To Colonel George Baylor

Head quarters Morris Town. 28th March 1777

Dear Sir,

I am glad to discover by your favour of the 26th Ulto that You have a prospect of getting your Horses. We want them much—Inclosed is a Letter to Mr Finnie the Depy Quart. Mast. Genl directing him to supply you with the Continental Rations for Horse.1 Mr James Mease of Philada, the Clothier General, will furnish you with Cloathing whenever You call upon him & send for them—I presume the Men will have the same Allowance of Cloaths, or Money in lieu, made them as the Foot have. But I question much whether the Public will pay the Expence of such Articles of Cloathing as are peculiarly necessary for the Horsemen.
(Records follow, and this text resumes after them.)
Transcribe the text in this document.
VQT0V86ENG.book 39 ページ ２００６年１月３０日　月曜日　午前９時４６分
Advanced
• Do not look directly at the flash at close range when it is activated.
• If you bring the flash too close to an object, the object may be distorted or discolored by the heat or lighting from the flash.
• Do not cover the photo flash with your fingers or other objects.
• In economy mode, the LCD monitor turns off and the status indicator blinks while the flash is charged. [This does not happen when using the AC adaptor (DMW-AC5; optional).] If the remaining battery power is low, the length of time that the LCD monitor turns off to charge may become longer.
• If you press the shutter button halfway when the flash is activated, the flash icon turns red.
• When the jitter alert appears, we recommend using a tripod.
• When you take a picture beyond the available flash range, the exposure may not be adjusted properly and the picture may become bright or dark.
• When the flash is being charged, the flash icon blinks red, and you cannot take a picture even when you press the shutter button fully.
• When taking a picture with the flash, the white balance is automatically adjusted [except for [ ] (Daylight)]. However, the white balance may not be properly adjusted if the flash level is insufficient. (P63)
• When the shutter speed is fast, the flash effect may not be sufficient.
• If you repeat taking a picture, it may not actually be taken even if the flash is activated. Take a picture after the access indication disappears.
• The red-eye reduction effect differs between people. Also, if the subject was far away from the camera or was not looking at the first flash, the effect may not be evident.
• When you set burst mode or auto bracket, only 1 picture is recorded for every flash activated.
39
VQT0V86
Is not their advanced pay intended as an equivalent for the Boots, Caps &Ca?

I must desire that you will innoculate your Men as fast as they are inlisted; that, while preparations are making for them to take the Field, they may not be retarded on that Account—Let them not at any rate be detained for Carbines; But on the other hand forward them to Camp as fast as a Troop is made up & out of the Small pox—Surely Mr Hunter can furnish Pistols as fast they are wanted.

Before your letter reached me, and indeed before I had information of Colo. Nelson’s desire to enter into the Horse service, I appointed Ott. Byrd to the Vacancy you mention—Altho’ there cannot be the smallest objection of any sort to Colo. Nelson, yet he is now provided for very genteelly & Mr Byrd was entirely out of the service—Terms of distinction can be productive of nothing but Jealousy & Discontent; to obviate all this, I can not consent to your request.

Yr favour of the 17th Inst. this Moment came to hand—I have forwarded yr Letter to Capt. Lewis & am Yr most Ob. Servt

Go: Washington

The Mr Stith I mentioned is here.2 You may appoint the Gentn you speak of.

LS (photocopy), in George Johnston’s writing, NjP: Armstrong Collection; LS, sold by Robert K. Black, Upper Montclair, N.J., catalog no. 111, item 88, 1967.

1This enclosure has not been identified. William Finnie (1739–1804) of Williamsburg, Va., who during the summer of 1775 had commanded an independent company of militia guarding the public magazine at Williamsburg, was named quartermaster general of the colony’s forces by the Virginia council of safety in October 1775. On 28 Mar. 1776 Congress appointed Finnie as a deputy quartermaster general in the southern department (see JCC description begins Worthington Chauncey Ford et al., eds. Journals of the Continental Congress, 1774-1789. 34 vols. Washington, D.C., 1904–37. description ends , 4:239), and he served in that capacity with the rank of colonel until the end of the war. Finnie was mayor of Williamsburg from 1783 to 1784.